Supraleitung unter Hochdruck
Ein Alkali-dotiertes Fullerid zeigt unter hohem Druck lichtinduzierte Supraleitung.
In der Vergangenheit haben Wissenschaftler der Arbeitsgruppe von Andrea Cavalleri am Max-Planck-Institut für Struktur und Dynamik der Materie in Hamburg mehrfach intensive Laserpulse genutzt, um verschiedene Klassen von Supraleitern zu stimulieren. Unter bestimmten Bedingungen erbrachten sie dabei Beweise für Supraleitung bei ungewöhnlich hohen Temperaturen, obwohl dieser Zustand stets nur für den Bruchteil von Sekunden kurzlebig war. Ein wichtiges Beispiel für diesen Effekt ist K3C60, ein aus schwach wechselwirkenden C60-Molekülen gebildeter organischer Molekülkristall, der im Gleichgewicht unterhalb der Sprungtemperatur von -250°C supraleitend ist. Bereits vor zwei Jahren zeigte sich, dass maßgeschneiderte Laserpulse, die Schwingungen der C60-Moleküle anregen, einen kurzlebigen Zustand hoher Leitfähigkeit mit Eigenschaften gleich denen eines Supraleiters induzieren. Dieser Effekt war bis hinauf zu Temperaturen von -170°C – weit oberhalb der Sprungtemperatur – zu beobachten.
Abb.: Die lichtinduzierte Supraleitung in K3C60 wurde unter hohem Druck in einer Diamant-Ambosszelle untersucht. (Bild: J. Harms, MPSD)
Nun gingen die Physiker einen entscheidenden Schritt weiter und betrachteten den lichtinduzierten Zustand in K3C60, während mechanischer Druck unter Verwendung einer Diamant-Ambosszelle angelegt wurde. Im Gleichgewicht sorgt dieser Druck für eine Reduzierung der Abstände der C60-Moleküle, wodurch der supraleitende Zustand des Kalium-dotierten Fullerids geschwächt und die kritische Temperatur deutlich gesenkt wird. „Zu verstehen, ob in K3C60 der lichtinduzierte Zustand in gleicher Form reagiert wie der Gleichgewichts-Supraleiter, ist ein entscheidender Schritt, um eindeutig die Natur dieses Zustandes zu bestimmen und kann neue Hinweise zum physikalischen Mechanismus hinter der lichtinduzierten Hochtemperatur-Supraleitung liefern“, sagt Alice Cantaluppi.
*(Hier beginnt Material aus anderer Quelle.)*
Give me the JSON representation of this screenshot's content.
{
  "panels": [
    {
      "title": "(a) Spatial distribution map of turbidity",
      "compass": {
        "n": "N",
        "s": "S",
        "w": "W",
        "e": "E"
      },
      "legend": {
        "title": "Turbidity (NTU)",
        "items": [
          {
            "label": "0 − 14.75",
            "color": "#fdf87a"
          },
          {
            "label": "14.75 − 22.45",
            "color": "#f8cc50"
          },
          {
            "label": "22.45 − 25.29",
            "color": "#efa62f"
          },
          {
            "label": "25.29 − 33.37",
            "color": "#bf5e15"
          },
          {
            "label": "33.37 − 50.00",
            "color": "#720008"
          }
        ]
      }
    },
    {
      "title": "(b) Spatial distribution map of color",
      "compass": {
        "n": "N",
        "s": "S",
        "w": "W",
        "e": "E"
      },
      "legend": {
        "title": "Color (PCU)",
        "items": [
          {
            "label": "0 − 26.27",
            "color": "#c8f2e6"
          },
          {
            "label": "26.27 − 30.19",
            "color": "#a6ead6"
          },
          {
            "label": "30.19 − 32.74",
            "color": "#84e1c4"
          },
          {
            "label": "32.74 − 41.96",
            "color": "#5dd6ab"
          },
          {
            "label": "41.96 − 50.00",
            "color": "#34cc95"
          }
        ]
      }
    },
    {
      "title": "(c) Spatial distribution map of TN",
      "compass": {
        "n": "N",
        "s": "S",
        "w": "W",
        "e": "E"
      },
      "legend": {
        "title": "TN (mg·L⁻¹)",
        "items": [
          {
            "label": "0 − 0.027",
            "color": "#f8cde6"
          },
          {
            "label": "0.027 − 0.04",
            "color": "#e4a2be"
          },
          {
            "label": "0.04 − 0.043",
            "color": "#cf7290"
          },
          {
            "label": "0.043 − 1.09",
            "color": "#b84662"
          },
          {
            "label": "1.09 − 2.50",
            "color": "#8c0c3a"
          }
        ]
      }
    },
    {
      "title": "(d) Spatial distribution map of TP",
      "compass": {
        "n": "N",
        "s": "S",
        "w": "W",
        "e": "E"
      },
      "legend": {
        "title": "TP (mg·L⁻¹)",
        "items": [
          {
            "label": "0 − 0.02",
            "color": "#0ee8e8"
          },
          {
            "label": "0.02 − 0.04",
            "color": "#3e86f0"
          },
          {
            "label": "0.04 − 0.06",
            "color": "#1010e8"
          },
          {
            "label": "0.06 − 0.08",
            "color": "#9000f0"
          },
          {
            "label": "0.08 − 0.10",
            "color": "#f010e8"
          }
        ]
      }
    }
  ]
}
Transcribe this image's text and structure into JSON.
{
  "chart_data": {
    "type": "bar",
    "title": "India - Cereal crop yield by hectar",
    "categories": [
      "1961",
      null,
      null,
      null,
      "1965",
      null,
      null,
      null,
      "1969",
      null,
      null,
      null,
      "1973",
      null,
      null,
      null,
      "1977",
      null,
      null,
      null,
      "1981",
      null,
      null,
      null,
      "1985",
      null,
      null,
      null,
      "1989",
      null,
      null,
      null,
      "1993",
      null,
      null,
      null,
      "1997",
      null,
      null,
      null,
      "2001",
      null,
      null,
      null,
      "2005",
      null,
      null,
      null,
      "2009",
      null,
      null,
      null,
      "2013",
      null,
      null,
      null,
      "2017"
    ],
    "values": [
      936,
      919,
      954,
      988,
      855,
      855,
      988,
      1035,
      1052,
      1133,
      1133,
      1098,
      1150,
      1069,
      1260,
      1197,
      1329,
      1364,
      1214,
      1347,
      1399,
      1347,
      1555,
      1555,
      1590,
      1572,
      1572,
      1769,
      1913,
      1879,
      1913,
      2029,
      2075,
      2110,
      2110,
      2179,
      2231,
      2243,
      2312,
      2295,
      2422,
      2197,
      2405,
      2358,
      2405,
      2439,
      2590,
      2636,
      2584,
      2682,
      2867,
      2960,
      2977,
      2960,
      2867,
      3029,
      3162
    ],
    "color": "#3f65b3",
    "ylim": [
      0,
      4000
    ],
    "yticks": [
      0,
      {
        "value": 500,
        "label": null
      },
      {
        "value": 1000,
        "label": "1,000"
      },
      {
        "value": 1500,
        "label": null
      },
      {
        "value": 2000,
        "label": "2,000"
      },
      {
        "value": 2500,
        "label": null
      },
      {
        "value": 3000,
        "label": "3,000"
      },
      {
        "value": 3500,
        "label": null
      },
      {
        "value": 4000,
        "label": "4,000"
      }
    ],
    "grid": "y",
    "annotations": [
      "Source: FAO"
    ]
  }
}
Der mit Licht angeregte K3C60 Fullerid wurde systematisch in einer Spanne vom umgebenden Normaldruck bis zu 2.5 Gigapascal untersucht. Die Forscher beobachteten eine starke Reduzierung der Photoleitfähigkeit mit zunehmendem Druck. Dieses Verhalten ist sehr verschieden von dem eines gewöhnlichen Metalls, aber im Einklang mit der Phänomenologie eines Supraleiters und steht daher für die erste eindeutige Interpretation des lichtinduzierten Zustands in K3C60 als transiente supraleitende Phase. Wir beobachteten, dass wir bei stärkerer optischer Anregung einen transienten Supraleiter auch bei Temperaturen weit oberhalb der zuvor bestimmten -170°C erreichten, sogar bis hinauf zur Zimmertemperatur“, sagt Michele Buzzi.
Eine universelle Beschreibung des physikalischen Mechanismus hinter dem Phänomen der lichtinduzierten Hochtemperatur-Supraleitung in K3C60 fehlt jedoch noch, und das ultimative Ziel eines bei Raumtemperatur stabilen Supraleiters ist immer noch nicht greifbar. Nichtsdestotrotz soll der neuartige Ansatz, der die optische Anregung mit der Anwendung anderer externer Stimuli wie zum Beispiel mechanischen Drucks oder magnetischer Felder, vereint, den Weg in diese Richtung ebnen.